Setelah menyelesaikan pekerjaanku di Kafe, aku berlari menyeberangi jalan raya yang sedang dilanda lampu merah. Sepatuku belum sempat kupakai sempurna dan rambutku yang sepinggang itu melambai-lambai di udara. Aku masih berlari, jarak dari gerbang menuju kelas cukup jauh, karena fakultas ekonomi berada di bagian belakang kampus dan punya parkiran sendiri.
Beberapa mahasiswa laki-laki bersiul-siul menggodaku, namun aku tidak sempat mengubris mereka. Prof Lina pasti sudah masuk ke kelas dan memulai pelajarannya. Aku berhenti berlari tepat di depan kelas, mengintip dari jendela kecil memastikan keadaan. Tak kudapati Prof Lina di sana, aku menghela nafas lega. Langsung kubuka pintu kelas dengan perasaan senang.
“Hai kawan, syukurlah aku tidak terlambat,” sapaku pada teman-teman yang sudah memenuhi ruangan. Mereka terdiam dan tidak membalas sapaanku.
“Queeennnnnnn....” Sebuah teriakan mengangetkanku. Aku berbalik dan mendapati Prof. Lina dibalik pintu.
“Prof, sedang apa di sana?” tanyaku dengan wajah polos tak berdosa.

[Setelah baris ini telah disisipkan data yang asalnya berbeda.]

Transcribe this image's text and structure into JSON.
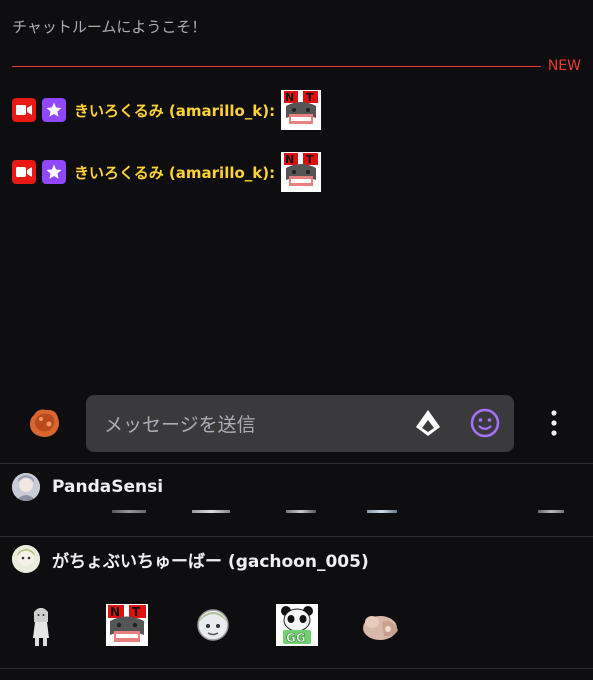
{
  "chat": {
    "welcome": "チャットルームにようこそ！",
    "new_label": "NEW",
    "messages": [
      {
        "username": "きいろくるみ (amarillo_k):",
        "badges": [
          "video-icon",
          "star-icon"
        ],
        "emote": "nt-emote"
      },
      {
        "username": "きいろくるみ (amarillo_k):",
        "badges": [
          "video-icon",
          "star-icon"
        ],
        "emote": "nt-emote"
      }
    ]
  },
  "input": {
    "placeholder": "メッセージを送信",
    "icons": [
      "channel-points-icon",
      "bits-icon",
      "emote-picker-icon",
      "more-options-icon"
    ]
  },
  "emote_sections": [
    {
      "name": "PandaSensi"
    },
    {
      "name": "がちょぶいちゅーばー (gachoon_005)",
      "emotes": [
        "figure-emote",
        "nt-emote",
        "face-emote",
        "panda-gg-emote",
        "hand-emote"
      ]
    }
  ],
  "colors": {
    "background": "#0e0e10",
    "username": "#ffd234",
    "new_divider": "#eb3a33",
    "input_bg": "#3a3a3d",
    "accent_purple": "#9147ff",
    "badge_red": "#e91916"
  }
}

“Keluar kamu, mahasiswa kurang ajar, berani-beraninya kamu mendorong saya,” tuduhnya padaku. Aku membatu, berusaha mencerna perkataan Prof. Lina barusan.

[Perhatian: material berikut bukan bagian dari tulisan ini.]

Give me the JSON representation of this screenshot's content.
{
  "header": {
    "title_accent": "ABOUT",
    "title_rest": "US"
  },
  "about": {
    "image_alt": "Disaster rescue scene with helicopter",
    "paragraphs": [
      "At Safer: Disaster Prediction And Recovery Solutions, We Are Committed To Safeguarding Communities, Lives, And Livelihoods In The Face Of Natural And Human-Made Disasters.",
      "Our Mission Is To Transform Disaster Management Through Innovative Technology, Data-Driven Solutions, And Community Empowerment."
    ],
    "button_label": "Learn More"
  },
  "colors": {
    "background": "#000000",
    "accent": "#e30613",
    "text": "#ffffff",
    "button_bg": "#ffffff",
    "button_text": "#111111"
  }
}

“Saya, saya tidak mendorong Prof, saya hanya masuk melalui pintu dan...” Aku tidak berani melanjutkan perkataanku, wajah Prof Lina sudah seperti kepiting rebus. Kulangkahkan kakiku pelan keluar dari ruangan. Lalu terdengar suara berdentum pintu yang ditutup dengan keras.
Selama perjalanan menyusuri koridor kampus, aku membayangkan apa yang baru saja kualami. Apa yang menyebabkan Prof. Lina sangat marah dan menuduhku mendorongnya?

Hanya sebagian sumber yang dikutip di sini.